Eivor looking out over England. Owned by Ubisoft.
Review by Alex Curthew-Sanders
The newest Assassin’s Creed game has a myriad of problems, but none stand out quite as boldly as one key element.
Assassin’s Creed: Valhalla looked to be Ubisoft’s return to glory. Not only was it set in the Viking era, but they re-introduced several mechanics that had been absent in the series for awhile such as social stealth and one hit assassinations.
When the game was released, everyone seemed to be enjoying it. Celebrating how great it felt to blend into crowds once more, and the exhilaration of sounding the horn to begin a raid on an English monastery. It was great fun… until the honeymoon phase blew over, and people began to see the game for its true colours. Tedium, repetition, and boredom. Wide as an ocean, but deep as a puddle.
I want to focus on one element that I believe the game got catastrophically wrong. The narrative structure. For ease of reading, I’m going to assume Eivor (the player character) is the female version, as that’s the version I played when playing through the game.

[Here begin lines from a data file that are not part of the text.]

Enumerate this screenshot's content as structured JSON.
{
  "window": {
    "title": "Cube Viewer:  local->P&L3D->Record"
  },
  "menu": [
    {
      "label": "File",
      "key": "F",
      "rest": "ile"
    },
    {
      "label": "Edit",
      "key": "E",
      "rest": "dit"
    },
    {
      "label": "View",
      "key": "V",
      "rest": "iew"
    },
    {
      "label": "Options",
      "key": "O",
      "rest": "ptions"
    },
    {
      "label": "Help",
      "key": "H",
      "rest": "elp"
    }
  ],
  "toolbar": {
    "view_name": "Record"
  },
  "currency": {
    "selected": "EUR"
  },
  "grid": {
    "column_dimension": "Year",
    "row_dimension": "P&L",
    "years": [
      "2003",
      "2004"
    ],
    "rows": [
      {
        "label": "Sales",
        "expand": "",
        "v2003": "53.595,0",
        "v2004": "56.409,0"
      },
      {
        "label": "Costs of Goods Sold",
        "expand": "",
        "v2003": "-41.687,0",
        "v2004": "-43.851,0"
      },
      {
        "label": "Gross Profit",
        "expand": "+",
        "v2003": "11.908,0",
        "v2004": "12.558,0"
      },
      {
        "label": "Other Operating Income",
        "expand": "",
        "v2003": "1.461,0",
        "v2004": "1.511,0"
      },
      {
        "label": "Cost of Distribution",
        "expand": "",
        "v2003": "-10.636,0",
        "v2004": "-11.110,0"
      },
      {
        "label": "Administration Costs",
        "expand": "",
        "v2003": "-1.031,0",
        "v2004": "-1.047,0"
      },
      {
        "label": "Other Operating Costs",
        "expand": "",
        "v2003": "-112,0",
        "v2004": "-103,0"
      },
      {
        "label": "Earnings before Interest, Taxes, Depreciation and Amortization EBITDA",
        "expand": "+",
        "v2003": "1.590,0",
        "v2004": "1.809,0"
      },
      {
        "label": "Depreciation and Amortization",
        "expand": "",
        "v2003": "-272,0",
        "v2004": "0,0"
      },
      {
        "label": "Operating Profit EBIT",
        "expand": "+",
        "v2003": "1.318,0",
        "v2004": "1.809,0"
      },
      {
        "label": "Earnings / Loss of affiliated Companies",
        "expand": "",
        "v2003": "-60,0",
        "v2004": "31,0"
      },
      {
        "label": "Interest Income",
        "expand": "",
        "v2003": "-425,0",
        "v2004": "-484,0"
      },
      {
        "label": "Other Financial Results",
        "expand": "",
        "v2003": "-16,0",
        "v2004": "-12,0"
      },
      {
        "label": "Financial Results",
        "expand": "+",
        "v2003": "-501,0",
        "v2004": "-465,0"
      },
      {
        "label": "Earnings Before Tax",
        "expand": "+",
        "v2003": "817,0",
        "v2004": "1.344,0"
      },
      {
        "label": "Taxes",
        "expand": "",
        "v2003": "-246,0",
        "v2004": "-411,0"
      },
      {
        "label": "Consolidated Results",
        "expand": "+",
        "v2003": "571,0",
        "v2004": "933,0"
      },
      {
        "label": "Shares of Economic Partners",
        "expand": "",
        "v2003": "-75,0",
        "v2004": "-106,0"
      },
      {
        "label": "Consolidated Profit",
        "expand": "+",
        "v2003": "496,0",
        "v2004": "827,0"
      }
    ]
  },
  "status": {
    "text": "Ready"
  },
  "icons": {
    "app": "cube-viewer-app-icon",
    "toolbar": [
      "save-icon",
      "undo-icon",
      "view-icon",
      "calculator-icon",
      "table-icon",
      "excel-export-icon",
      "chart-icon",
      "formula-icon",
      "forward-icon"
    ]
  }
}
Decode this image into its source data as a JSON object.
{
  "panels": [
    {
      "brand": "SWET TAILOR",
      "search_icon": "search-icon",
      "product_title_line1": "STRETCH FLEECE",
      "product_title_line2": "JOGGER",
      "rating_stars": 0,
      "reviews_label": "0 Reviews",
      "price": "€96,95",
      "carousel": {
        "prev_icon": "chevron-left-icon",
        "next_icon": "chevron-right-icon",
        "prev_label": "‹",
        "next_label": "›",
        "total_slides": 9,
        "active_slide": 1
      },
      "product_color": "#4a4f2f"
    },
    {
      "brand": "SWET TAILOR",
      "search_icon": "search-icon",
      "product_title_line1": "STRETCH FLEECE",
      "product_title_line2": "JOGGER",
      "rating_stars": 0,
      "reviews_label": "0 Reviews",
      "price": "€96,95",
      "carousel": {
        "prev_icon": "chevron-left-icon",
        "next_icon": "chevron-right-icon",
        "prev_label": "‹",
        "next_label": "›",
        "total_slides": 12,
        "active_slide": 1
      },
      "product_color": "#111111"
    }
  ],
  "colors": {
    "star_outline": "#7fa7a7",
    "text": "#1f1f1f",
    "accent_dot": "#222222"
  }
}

Valhalla’s narrative mostly centres around Eivor and her brother, Sigurd, as they seek to pacify England but upon reaching England, the story begins to focus more keenly on your brother. To do this, they need to seek alliances with the various regions of England to gain advantages over Alfred, the King. As a result, the story is split into several arcs, with each region having their own story arc.
Once completing the arc, you enter an alliance with that region, and it is considered pacified. There are 17 separate arcs in total and having played all of them and reaching the end of the narrative I can safely say that this is perhaps the worst way I have ever seen a narrative presented in a video game. I do not say this lightly.
So, what are some of the problems with this kind of presentation?
Well, firstly, there is no way to separate which regions are essential to the main story (the one with you and your brother) and which are just there as filler. But wait, what’s even better is that to unlock more regions (including ones that are essential to the actual story) you must beat all available filler arcs first! Not only are these filler arcs completely unrelated to the main story, but they’re also isolated within themselves, never being brought up again or even having any tangible effect in the game world. You’d think that after meeting with Halfdan Ragnarsson, the son of the extremely famous Viking, Ragnar Lothbrok, that there would be more than just a short cutscene at the end of his arc and nothing else.
It just feels as if you’ve opened a book, read the story, and then closed the book and forgotten the story. It’s bizarre and undermines any of the tension that is built up during the main story. For instance, there’s a critical part in one of the essential arcs that leads you to finding out your brother has been tortured pretty excessively. The final cutscene in this arc is clearly supposed to set up urgency, only to completely shatter that by having to then finish 3 or 4 other filler arcs before you can even find out why your brother is being tortured. These arcs usually lasting around 3-5 hours.
Just to reiterate, the filler arcs serve absolutely no purpose to the overall narrative, other than to tell their own self-contained stories so that a few characters from that arc can appear in the final battle against Alfred, which is still filler because even that isn’t connected to the main story of the game.
These issues result in critical pacing issues that serve to destroy any investment the player could have had in Sigurd and his story, which would otherwise be quite an interesting premise. Instead, you’re just sat there as you’re playing another filler arc begging for the game to just allow you to experience more of the actual story. The worst part about all of this is how easily this could have been avoided by simply unlocking all regions at the beginning and marking which ones are side content and which ones progress the main story.
That way, you can experience the main story as seamlessly as the system allows, without having to put the breaks on every critical moment to finish some side content. Seeing as the side content has no relation to the main narrative, this could literally just be patched in! Of course, this doesn’t help improve the already lazily produced side content, but at least it grants players the opportunity to ignore it.
None of this is even considering the arcs themselves, going to show how sloppy structure can utterly destroy your narrative. In this case, the main story isn’t the worst, but having it be interrupted so often by mind numbingly boring side content can make it appear to be worse than it really is.
Hopefully, this is the only time a system like this is implemented, and that the next Assassin’s Creed game will feature some actual pacing.